Overview

This tool ingests data from external sources or a local machine, optionally transforms/cleans the data, and stores the result in Parquet files. It supports both geospatial and non-geospatial datasets. Here is a link to the Open Data Week presentation.

For a one-liner to launch JupyterLab with an environment ready to code, run docker run --rm -p 8888:8888 nycplanning/open_data_ingest

Extract data with ingest tool by running this:

python3 -m dcpy.cli lifecycle ingest nysparks_historicplaces --template-dir ./templates

Ingest tool in action

flowchart LR
  B[Raw data]
  n1@{ shape: "tri", label: "Local File" } -->  B
  n2@{ shape: "tri", label: "API" } -->  B
  n3@{ shape: "tri", label: "Open Data" } --> |Extract to local machine| B
  n4@{ shape: "tri", label: "ArcGIS Server" }--> B
  n5@{ shape: "tri", label: "S3" } -->  B
  
  B -->|Convert to parquet| C[init.parquet]

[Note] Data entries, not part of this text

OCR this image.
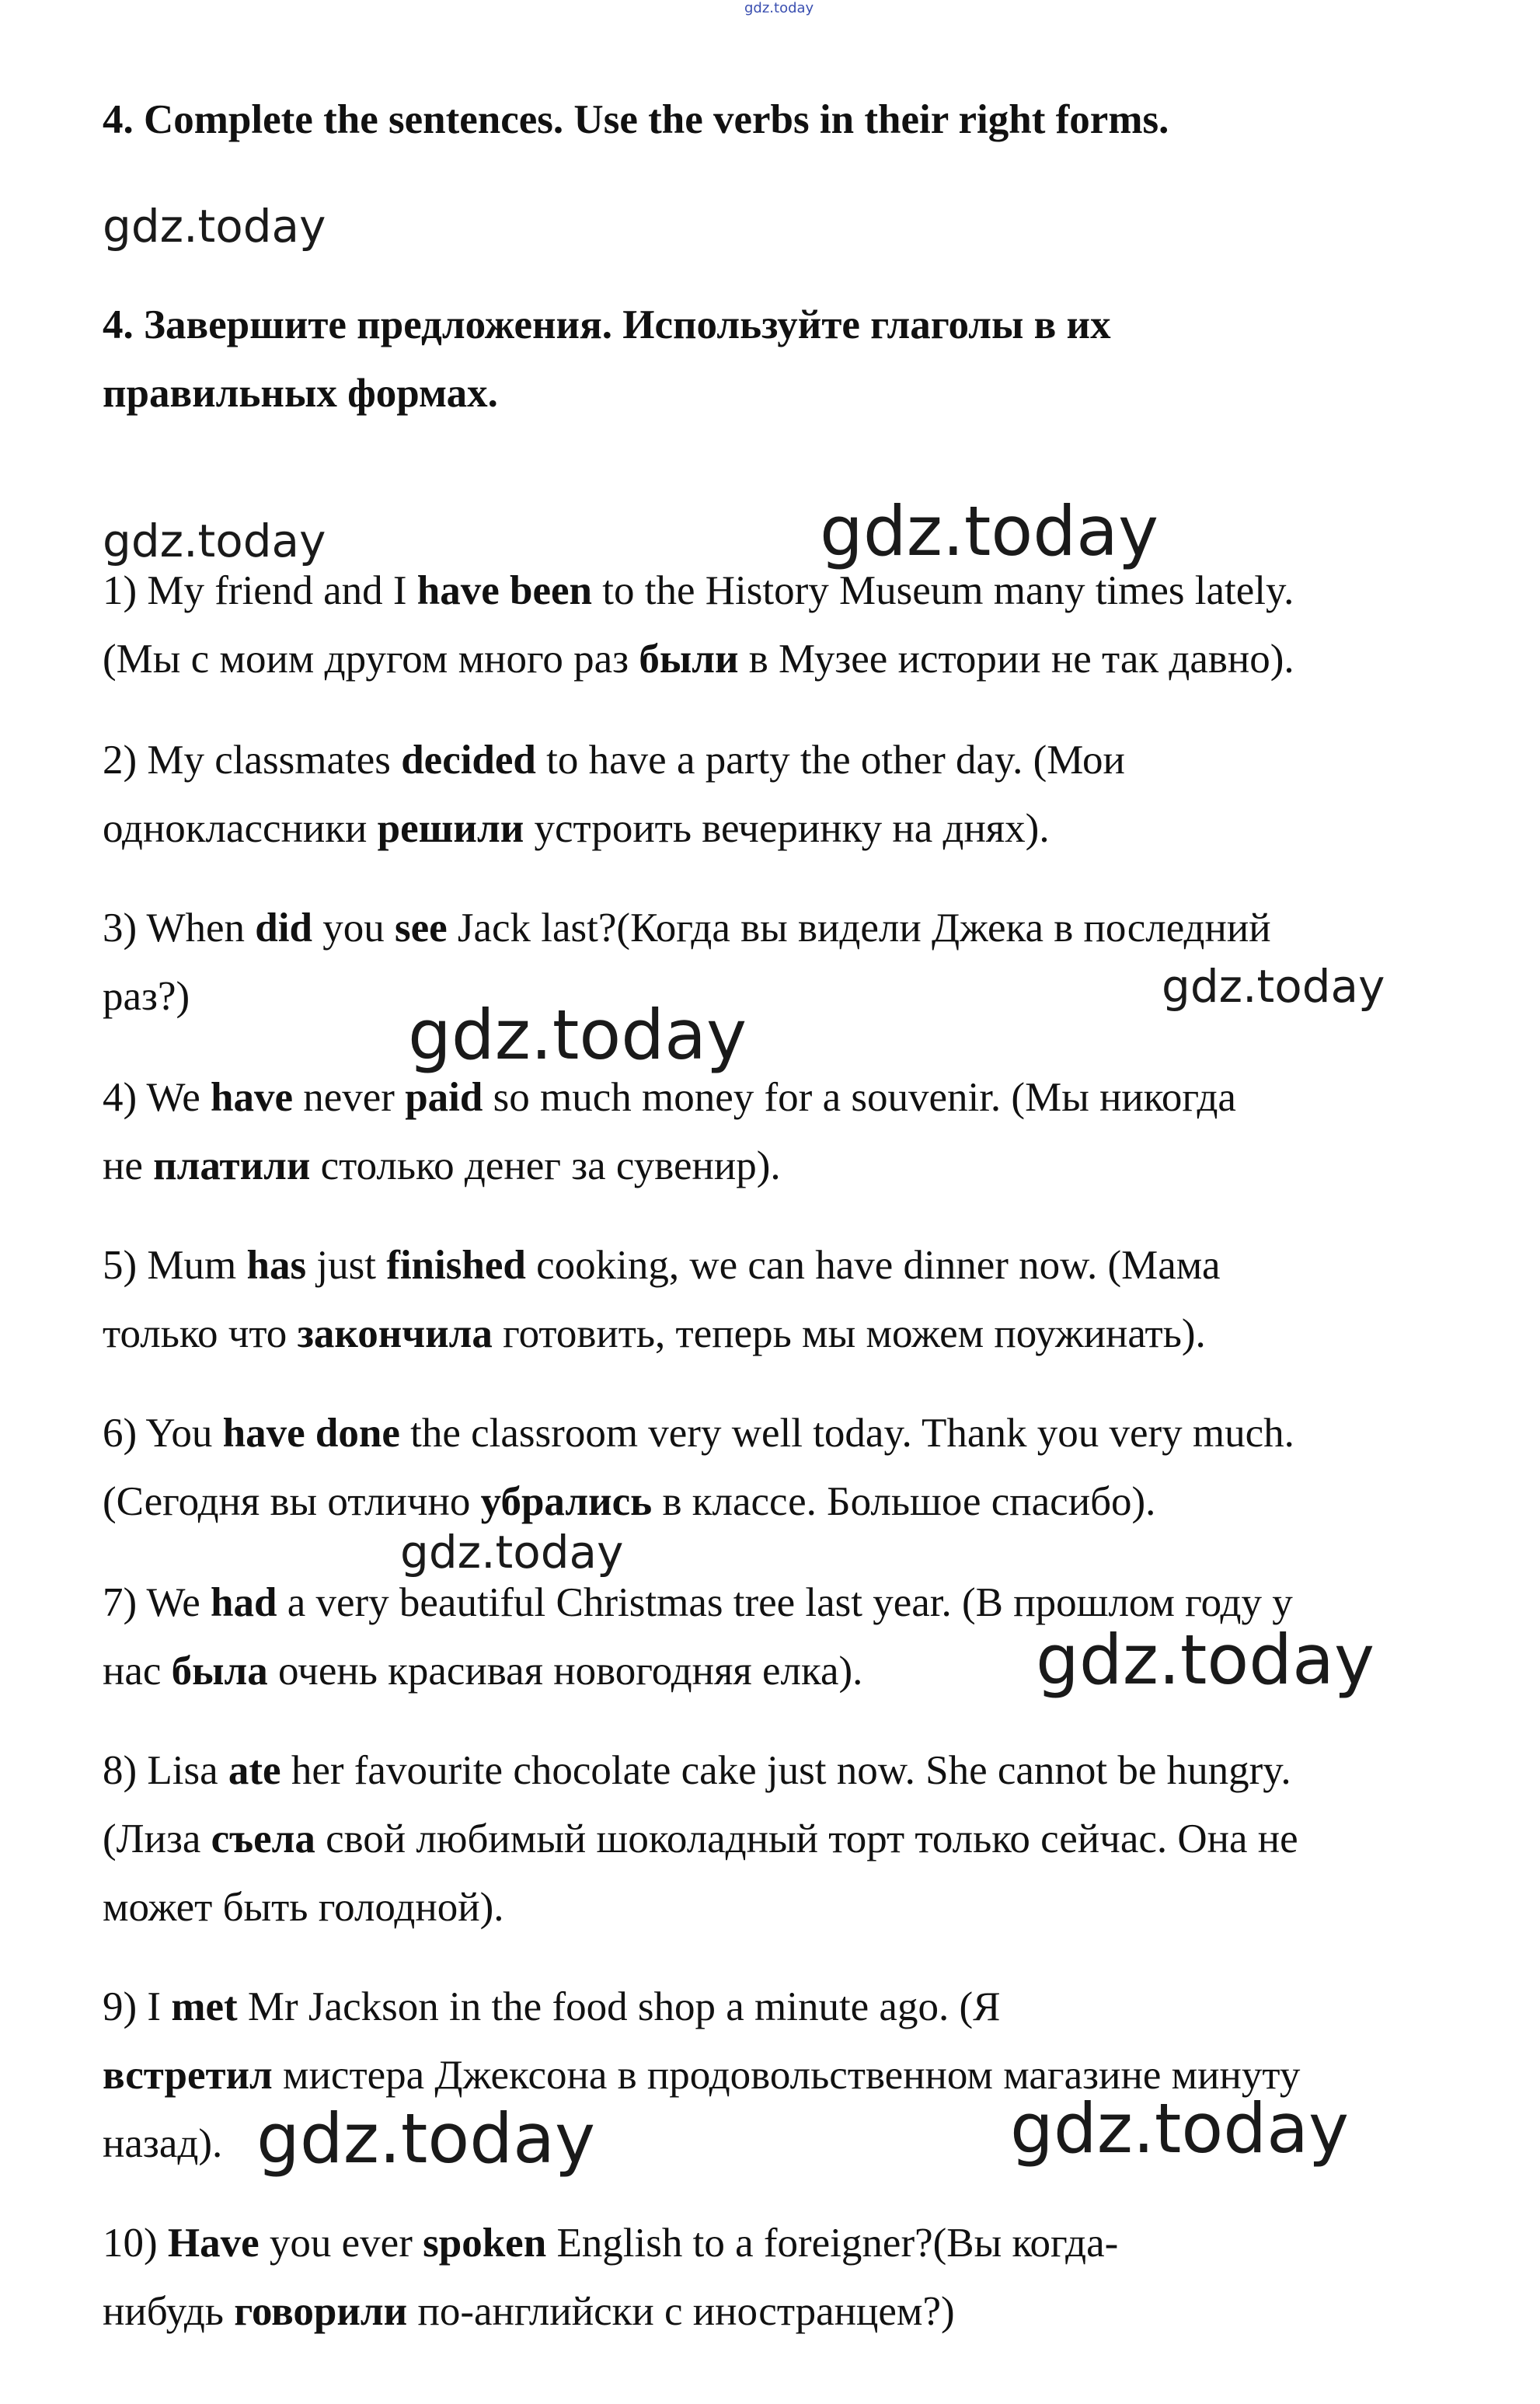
gdz.today
4. Complete the sentences. Use the verbs in their right forms.
gdz.today
4. Завершите предложения. Используйте глаголы в их
правильных формах.
gdz.today	gdz.today
1) My friend and I have been to the History Museum many times lately.
(Мы с моим другом много раз были в Музее истории не так давно).
2) My classmates decided to have a party the other day. (Мои
одноклассники решили устроить вечеринку на днях).
3) When did you see Jack last?(Когда вы видели Джека в последний
раз?)	gdz.today
gdz.today
4) We have never paid so much money for a souvenir. (Мы никогда
не платили столько денег за сувенир).
5) Mum has just finished cooking, we can have dinner now. (Мама
только что закончила готовить, теперь мы можем поужинать).
6) You have done the classroom very well today. Thank you very much.
(Сегодня вы отлично убрались в классе. Большое спасибо).
gdz.today
7) We had a very beautiful Christmas tree last year. (В прошлом году у
нас была очень красивая новогодняя елка).	gdz.today
8) Lisa ate her favourite chocolate cake just now. She cannot be hungry.
(Лиза съела свой любимый шоколадный торт только сейчас. Она не
может быть голодной).
9) I met Mr Jackson in the food shop a minute ago. (Я
встретил мистера Джексона в продовольственном магазине минуту
назад). gdz.today	gdz.today
10) Have you ever spoken English to a foreigner?(Вы когда-
нибудь говорили по-английски с иностранцем?)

  %%C --> D{Pre-processing steps specified?}
  %%D -- Yes --> E[Apply pre-processing steps]
  %%E --> F[dataset_id.parquet]
  %%D -- No --> F

  E[dataset_id.parquet]
  C -->|No change| E
  C -->|Apply pre-processing steps| E

Output files

config.json: this is a metadata file about data and ingestion process.
init.parquet: raw data in parquet format
<dataset_id>.<format extension>: raw data. Example: dpr_forever_wild.zip.
<dataset_id>.parquet: output data. Example: dpr_forever_wild.parquet. If pre-processing steps were not specified in dataset template, then this file will be the same as init.parquet

Environment Setup

Docker

If you have docker installed, you can simply run docker run --rm -p 8888:8888 nycplanning/open_data_ingest. This will run a JupyterLab instance, and prompt you with a url after it's built.

More Manual

There's also a requirements.txt file here - it's pretty minimal. You will need both pip and git installed, since we haven't officially published dcpy yet, so the requirements file points to our repo.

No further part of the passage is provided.